Ответить что-либо парню я не смог. Причудливые законы сновидений перенесли меня в крохотную комнатку дешевого мотеля. Подо мной было прекрасное лицо Лауры Фламини, обрамленное растрепанными сейчас темными волосами. Ее щеки покраснели, веки были блаженно прикрыты и она закусывала губу, сдерживая страстные стоны. Ее тело двигалось в такт моим движениям, которые становились все быстрее, жестче и агрессивнее. В какой-то момент она застонала от боли, но моя мозолистая ладонь грубо зажала ей рот. В меня вдруг уставились расширенные от страха зрачки, и она задергалась, попытавшись вырваться.
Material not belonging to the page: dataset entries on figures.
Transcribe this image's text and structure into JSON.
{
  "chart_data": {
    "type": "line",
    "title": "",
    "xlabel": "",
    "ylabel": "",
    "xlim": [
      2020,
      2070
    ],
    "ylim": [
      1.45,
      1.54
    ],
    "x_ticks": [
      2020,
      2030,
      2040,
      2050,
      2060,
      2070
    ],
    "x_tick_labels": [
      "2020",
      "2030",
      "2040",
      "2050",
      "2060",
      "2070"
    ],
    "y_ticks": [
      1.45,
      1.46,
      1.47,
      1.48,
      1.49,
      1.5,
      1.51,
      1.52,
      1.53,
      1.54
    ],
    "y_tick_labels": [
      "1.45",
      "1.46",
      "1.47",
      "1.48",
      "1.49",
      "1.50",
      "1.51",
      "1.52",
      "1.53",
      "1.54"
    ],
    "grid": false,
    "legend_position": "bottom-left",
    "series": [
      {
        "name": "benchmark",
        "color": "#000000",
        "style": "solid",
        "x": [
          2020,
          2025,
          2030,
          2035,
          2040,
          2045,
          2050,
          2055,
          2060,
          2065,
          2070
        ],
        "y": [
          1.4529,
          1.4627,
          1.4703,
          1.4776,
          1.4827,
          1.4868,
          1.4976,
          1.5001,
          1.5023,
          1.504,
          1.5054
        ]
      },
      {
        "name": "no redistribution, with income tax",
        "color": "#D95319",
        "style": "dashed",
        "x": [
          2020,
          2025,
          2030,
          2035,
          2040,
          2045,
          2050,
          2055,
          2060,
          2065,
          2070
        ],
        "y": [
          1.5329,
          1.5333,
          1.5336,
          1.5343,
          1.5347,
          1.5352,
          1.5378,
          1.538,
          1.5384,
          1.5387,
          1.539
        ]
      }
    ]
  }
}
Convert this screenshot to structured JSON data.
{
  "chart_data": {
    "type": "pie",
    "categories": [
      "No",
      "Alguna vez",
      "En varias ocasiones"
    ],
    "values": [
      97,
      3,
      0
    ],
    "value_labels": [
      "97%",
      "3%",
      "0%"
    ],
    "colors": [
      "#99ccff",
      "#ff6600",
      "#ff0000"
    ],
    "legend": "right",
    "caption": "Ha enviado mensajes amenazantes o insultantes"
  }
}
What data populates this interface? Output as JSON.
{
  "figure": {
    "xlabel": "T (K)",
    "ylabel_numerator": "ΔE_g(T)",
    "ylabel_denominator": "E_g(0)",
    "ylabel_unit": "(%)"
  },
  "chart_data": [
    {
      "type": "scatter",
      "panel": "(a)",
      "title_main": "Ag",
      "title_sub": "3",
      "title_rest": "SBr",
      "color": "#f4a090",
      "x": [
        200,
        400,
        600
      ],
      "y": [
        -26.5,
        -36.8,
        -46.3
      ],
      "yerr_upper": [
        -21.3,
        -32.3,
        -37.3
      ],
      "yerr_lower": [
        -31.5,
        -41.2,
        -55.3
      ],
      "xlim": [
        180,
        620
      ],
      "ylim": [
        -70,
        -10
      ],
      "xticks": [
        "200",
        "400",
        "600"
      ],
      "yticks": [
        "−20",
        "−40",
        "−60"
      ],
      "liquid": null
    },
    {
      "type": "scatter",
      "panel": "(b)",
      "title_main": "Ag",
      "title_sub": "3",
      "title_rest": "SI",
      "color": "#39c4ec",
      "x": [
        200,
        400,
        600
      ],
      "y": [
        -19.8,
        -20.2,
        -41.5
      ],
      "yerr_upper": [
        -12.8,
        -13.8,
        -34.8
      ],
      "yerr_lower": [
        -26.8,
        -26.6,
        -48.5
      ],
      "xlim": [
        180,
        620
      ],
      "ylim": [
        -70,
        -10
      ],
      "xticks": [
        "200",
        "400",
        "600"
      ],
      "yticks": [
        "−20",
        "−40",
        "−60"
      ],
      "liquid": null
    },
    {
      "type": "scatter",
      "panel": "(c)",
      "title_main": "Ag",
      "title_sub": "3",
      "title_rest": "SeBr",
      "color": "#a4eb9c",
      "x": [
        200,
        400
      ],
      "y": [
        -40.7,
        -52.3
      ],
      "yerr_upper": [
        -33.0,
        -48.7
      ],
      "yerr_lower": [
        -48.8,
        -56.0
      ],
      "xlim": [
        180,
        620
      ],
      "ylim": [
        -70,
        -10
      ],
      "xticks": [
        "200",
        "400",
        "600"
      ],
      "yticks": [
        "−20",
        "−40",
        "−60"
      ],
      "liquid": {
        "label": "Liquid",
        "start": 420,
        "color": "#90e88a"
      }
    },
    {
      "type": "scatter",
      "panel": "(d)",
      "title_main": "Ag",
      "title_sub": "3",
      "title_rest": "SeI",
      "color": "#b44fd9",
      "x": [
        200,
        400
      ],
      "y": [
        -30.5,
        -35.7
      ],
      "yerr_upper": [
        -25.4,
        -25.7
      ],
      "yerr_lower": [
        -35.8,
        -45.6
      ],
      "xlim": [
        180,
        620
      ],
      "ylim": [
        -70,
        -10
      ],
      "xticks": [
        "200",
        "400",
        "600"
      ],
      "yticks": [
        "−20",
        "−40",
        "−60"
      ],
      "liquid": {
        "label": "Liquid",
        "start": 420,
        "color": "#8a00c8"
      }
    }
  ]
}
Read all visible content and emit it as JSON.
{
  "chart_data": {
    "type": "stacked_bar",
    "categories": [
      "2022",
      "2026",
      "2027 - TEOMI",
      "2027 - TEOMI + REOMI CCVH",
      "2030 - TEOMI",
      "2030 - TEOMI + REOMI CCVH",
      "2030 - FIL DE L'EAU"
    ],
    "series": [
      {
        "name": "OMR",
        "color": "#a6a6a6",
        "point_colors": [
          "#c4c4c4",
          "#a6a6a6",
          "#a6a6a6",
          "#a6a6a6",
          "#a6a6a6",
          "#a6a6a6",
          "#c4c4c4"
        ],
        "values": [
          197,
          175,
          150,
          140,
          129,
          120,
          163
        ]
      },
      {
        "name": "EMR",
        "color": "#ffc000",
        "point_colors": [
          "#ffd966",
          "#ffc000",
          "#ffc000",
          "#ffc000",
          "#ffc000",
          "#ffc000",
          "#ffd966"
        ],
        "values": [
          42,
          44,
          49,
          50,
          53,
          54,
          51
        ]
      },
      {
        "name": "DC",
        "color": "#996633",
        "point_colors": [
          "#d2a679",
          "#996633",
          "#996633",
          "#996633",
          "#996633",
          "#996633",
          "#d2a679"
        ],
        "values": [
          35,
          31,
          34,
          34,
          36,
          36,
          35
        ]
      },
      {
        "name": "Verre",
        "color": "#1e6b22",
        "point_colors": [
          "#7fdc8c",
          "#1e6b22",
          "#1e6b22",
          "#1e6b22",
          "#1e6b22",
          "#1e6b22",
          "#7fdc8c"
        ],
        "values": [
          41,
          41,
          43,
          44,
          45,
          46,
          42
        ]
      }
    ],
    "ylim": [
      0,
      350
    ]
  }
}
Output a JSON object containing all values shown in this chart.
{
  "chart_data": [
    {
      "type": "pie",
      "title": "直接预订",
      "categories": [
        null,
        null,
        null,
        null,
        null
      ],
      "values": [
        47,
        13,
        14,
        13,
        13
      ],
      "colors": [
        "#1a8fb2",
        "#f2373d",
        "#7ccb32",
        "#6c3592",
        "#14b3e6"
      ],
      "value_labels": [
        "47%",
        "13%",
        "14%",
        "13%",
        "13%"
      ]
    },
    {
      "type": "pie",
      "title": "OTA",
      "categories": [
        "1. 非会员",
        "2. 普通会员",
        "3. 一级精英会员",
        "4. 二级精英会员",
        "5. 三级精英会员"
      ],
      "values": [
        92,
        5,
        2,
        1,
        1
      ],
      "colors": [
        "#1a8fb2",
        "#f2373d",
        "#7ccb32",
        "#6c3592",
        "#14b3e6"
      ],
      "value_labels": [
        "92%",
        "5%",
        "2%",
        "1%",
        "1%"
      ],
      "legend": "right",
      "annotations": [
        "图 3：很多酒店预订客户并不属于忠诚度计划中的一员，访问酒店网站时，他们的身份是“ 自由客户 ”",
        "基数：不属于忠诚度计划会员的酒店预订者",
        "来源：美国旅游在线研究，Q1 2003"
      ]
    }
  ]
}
Это взбесило меня еще сильнее. Мертвой хваткой я крепко сдавил ей шею, так что воздух перестал поступать легкие, а правая рука механически потянулась к металлическому костылю, лежащему у кровати. Зубы сжимались от злости, пока костыль с силой обрушивался на испуганное лицо, чтобы разбить его, вышибить дух, уничтожить… Я смог остановиться лишь тогда, когда на месте лица осталось одно кровавое месиво. Обернулся — и увидел, как на меня смотрит, усмехаясь, генерал Чхон.
— Молодец, триста двадцать четвертый, — одобрил он, а затем усмехнулся и издевательски спросил. — Ты, как и Коллинз, тоже считаешь, что находишься во сне?
В ужасе проснувшись, я почувствовал, как сердце бешено бьется в груди, а лоб заливает липкий холодный пот. Глаз судорожно дергался и адски болел, а пальцы тряслись, как при эпилептическом припадке. Завыв от боли, как побитая собака, я сполз с мокрой от пота простыни, скрючился и, поджав под себя ноги, присел на полу. Дрожащие пальцы невольно вцепились в волосы на голове, едва не вырывая их с корнем. В выступивших на висках сосудах я почувствовал резкую пульсирующую боль.
— Я больше так не могу, — услышал я во тьме свой безумный шепот. — Больше не могу.
Мишка, испугавшийся из-за моих криков, жалобно заскулил и придвинулся ко мне, облизывая щёки. В «позе зародыша» возле кровати я провёл весь остаток ночи, порой всхлипывая от невыносимой боли. Во тьме пустой квартиры мне постоянно чудились посторонние шорохи, скрип пола от чьих-то шагов, приглушенный шепот. Но Мишка не реагировал на них, так что я понимал, что это лишь игра моего воображения. Порой эти звуки становились столь явственны, что становилось понятно — я сошел с ума. Казалось, что прошла целая вечность, прежде чем за окном забрезжил рассвет. И вместе с первыми лучами солнца боль и кошмары наконец отступили.